Educational level seems also to have a different meaning on our population. Participants with higher educational levels had a greater improvement in mental health when compared with those with lower educational levels, as previously shown [23]. Our patients with nephropathy had a worse outcome in physical functioning when compared to those without this comorbidity. Although these data have to be reassured, there is some available evidence indicating that proteinuria per se plays a role in HRQoL of patients with diabetic nephropathy [24].

Finally, we observed a trend of direct correlation between the range of BDI score and HbA1c levels, which means that the higher the reduction in HbA1c levels, the higher the improvement in depressive symptoms. However, this did not achieve statistical significance, possibly because of relatively small sample.

Indeed our data showed reduction in HbA1c levels, although of smaller magnitude than in non-elderly adult population studies, presumably because of the lower doses used in our sample (related to less strict glycemic targets) and the relatively short follow-up [47]. We did not observe an increase in body weight as described in other studies possibly for the same reasons [25].
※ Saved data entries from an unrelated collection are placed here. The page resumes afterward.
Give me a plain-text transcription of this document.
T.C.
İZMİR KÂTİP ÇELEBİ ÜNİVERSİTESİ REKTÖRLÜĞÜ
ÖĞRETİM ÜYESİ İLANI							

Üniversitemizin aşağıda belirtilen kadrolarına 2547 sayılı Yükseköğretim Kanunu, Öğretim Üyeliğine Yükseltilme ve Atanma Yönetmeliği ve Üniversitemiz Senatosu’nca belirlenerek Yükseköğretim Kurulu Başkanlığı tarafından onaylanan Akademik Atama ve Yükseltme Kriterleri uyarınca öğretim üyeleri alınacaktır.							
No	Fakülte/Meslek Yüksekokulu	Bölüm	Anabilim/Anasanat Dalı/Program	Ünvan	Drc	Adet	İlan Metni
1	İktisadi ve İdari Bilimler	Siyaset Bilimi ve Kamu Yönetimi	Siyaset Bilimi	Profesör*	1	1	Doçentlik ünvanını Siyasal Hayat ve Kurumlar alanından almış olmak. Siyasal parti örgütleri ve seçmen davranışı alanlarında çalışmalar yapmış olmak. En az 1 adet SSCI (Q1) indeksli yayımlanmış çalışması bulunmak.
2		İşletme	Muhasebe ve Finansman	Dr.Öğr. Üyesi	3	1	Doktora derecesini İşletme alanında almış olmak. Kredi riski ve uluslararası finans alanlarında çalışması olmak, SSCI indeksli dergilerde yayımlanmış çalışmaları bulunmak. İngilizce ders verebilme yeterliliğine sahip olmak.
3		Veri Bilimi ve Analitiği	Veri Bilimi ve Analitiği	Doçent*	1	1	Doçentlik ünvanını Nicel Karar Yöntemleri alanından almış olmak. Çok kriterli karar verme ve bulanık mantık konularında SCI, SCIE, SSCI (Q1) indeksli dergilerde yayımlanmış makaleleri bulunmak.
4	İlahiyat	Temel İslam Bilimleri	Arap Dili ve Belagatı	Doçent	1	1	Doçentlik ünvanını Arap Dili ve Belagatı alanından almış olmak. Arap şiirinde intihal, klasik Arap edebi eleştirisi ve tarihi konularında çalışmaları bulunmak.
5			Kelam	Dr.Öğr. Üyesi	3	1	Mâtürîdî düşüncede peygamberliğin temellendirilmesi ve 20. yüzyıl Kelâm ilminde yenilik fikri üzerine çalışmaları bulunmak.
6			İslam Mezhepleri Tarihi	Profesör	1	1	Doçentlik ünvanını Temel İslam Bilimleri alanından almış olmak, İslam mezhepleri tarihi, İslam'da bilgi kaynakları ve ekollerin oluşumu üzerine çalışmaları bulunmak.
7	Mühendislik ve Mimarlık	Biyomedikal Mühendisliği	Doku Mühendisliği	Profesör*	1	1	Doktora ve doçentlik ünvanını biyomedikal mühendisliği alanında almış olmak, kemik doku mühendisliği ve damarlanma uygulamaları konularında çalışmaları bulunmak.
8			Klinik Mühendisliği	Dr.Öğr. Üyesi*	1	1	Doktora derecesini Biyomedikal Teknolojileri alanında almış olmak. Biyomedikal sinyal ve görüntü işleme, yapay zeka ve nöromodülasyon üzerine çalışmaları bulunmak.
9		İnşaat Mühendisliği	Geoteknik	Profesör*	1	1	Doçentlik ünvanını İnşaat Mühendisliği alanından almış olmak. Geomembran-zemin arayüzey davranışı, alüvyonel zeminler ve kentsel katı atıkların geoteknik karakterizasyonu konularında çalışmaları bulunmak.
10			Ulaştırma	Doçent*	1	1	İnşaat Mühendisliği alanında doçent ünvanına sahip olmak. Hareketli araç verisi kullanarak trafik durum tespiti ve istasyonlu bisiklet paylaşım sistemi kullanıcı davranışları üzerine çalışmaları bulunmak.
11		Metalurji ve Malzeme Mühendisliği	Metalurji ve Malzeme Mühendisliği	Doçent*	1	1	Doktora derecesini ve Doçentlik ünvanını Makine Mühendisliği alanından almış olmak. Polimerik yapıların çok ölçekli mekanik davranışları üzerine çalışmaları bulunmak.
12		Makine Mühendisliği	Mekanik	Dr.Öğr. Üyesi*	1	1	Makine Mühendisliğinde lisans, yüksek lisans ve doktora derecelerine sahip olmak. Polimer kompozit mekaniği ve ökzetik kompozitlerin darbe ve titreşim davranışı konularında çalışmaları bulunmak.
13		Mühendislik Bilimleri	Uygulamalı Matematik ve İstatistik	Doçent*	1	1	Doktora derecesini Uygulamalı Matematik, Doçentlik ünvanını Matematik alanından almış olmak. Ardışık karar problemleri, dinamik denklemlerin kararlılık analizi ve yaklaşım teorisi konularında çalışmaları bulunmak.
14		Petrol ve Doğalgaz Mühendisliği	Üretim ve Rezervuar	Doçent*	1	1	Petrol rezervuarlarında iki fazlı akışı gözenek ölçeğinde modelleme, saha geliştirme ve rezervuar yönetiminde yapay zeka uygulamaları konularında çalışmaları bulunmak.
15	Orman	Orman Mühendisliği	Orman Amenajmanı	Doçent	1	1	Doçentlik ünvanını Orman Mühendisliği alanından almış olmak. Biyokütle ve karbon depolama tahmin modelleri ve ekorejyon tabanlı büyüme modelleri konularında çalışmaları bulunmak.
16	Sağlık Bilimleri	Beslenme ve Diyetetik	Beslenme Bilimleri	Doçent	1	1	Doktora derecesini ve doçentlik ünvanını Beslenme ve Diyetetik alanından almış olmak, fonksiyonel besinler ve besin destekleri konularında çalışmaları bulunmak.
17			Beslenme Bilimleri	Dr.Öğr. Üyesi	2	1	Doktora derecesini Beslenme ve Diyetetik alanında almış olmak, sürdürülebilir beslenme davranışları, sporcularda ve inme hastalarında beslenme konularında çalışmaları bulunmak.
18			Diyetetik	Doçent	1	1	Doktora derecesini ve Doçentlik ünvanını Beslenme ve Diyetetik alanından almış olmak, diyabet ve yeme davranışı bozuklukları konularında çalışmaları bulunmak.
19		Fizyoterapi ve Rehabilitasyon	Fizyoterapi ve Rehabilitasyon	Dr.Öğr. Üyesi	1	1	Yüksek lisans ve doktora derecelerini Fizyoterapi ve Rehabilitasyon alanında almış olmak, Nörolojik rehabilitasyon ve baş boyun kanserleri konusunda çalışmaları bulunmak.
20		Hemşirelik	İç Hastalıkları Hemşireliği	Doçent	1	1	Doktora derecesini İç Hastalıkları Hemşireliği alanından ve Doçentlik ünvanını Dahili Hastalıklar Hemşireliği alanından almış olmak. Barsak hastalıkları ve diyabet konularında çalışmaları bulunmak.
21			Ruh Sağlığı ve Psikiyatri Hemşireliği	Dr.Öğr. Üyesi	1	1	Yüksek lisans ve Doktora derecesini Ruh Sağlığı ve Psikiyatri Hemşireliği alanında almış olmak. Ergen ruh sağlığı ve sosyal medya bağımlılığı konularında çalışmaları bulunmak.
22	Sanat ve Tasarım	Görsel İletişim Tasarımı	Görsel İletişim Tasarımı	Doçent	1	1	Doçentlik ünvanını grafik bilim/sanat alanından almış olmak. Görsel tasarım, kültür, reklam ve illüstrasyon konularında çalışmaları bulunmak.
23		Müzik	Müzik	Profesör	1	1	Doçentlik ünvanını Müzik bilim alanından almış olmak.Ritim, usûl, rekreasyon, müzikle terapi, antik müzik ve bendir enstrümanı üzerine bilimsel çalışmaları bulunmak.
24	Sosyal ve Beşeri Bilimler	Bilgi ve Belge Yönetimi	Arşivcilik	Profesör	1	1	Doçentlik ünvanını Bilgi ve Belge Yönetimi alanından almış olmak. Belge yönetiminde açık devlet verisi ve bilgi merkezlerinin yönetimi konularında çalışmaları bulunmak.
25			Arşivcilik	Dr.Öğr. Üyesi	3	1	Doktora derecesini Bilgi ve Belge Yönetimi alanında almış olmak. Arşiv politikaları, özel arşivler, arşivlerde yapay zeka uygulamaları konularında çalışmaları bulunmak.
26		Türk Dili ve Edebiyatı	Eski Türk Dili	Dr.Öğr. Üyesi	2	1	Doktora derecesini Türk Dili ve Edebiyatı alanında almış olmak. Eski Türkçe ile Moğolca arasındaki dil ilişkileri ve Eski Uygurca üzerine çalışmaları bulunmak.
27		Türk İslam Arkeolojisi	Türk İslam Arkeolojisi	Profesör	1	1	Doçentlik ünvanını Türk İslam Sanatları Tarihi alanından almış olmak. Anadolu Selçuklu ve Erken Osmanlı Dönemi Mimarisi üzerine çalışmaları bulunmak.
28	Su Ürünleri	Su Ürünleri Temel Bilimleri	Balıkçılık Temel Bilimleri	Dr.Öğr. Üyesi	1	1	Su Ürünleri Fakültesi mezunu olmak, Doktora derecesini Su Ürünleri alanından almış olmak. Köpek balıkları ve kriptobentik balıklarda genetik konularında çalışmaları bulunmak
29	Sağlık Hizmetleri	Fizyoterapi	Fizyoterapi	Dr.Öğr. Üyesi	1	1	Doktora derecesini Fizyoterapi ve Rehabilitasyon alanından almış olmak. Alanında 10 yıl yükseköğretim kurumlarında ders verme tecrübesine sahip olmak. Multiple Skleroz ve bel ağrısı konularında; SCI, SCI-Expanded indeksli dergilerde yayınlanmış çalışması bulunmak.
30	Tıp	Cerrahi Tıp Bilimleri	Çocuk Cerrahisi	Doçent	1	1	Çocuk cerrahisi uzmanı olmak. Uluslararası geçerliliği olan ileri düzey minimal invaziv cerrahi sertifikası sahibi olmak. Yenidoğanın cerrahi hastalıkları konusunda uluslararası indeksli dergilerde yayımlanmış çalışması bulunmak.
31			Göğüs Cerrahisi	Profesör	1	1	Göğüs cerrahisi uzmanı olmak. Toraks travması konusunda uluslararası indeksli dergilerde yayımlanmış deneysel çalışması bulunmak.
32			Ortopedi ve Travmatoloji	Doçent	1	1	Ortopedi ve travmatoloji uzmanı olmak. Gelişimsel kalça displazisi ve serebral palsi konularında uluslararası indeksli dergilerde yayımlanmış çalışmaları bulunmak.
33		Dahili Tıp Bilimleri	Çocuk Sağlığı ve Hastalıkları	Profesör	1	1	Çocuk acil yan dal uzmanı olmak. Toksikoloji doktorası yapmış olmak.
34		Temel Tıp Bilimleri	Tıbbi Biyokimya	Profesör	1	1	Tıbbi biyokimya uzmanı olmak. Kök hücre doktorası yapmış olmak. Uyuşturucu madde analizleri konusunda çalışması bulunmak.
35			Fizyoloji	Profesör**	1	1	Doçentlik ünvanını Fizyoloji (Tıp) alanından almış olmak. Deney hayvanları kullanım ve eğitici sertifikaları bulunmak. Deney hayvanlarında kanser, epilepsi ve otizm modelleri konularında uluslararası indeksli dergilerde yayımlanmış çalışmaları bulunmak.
The major limitation of our study is its relatively small sample size that could have influenced the statistical power to show a significant change in HRQoL scores. However, the number of individuals included is similar to the studies published previously [16, 26]. We adopted a convenience sample and have taken into account the study of Kamoi and cols, in which a prospective comparison of different types of insulin scheme has been performed, as a model. They have studied a smaller number of subjects than our study and have showed that HRQoL of patients treated by continuous subcutaneous insulin therapy is superior to that treated by multiple daily insulin injections (p < 0.05). The results in SF-36 and PAID scores were very similar, when whole sample was analyzed, which makes improbable that if the sample was greater we would find significant differences. However, it is important to note that the exclusion of the case of serious hypoglycemia may have influenced the results. The participants lost in the follow up maybe could have been those in whom insulin therapy had a different meaning. It could be also considered a bias. Furthermore, the design of the study (lack of a control-group and the open-label format) does not guarantee that the increase in BDI score was related to insulin therapy or to the improvement in glycemic control. A possible improvement in depressive symptoms related to the starting of insulin therapy in elderly diabetic subjects could be relevant in clinical setting in which starting insulin faces some barriers, especially in elderly subjects. However, these data must be investigated in a randomized controlled study and further research is warranted.

Conclusions

In our study, the beginning of insulin therapy in elderly participants with T2D was associated with a significant improvement in depressive symptoms and did not seem to affect adversely the HRQoL of this population, both fundamental aspects when deciding for any therapy directed to people with T2D.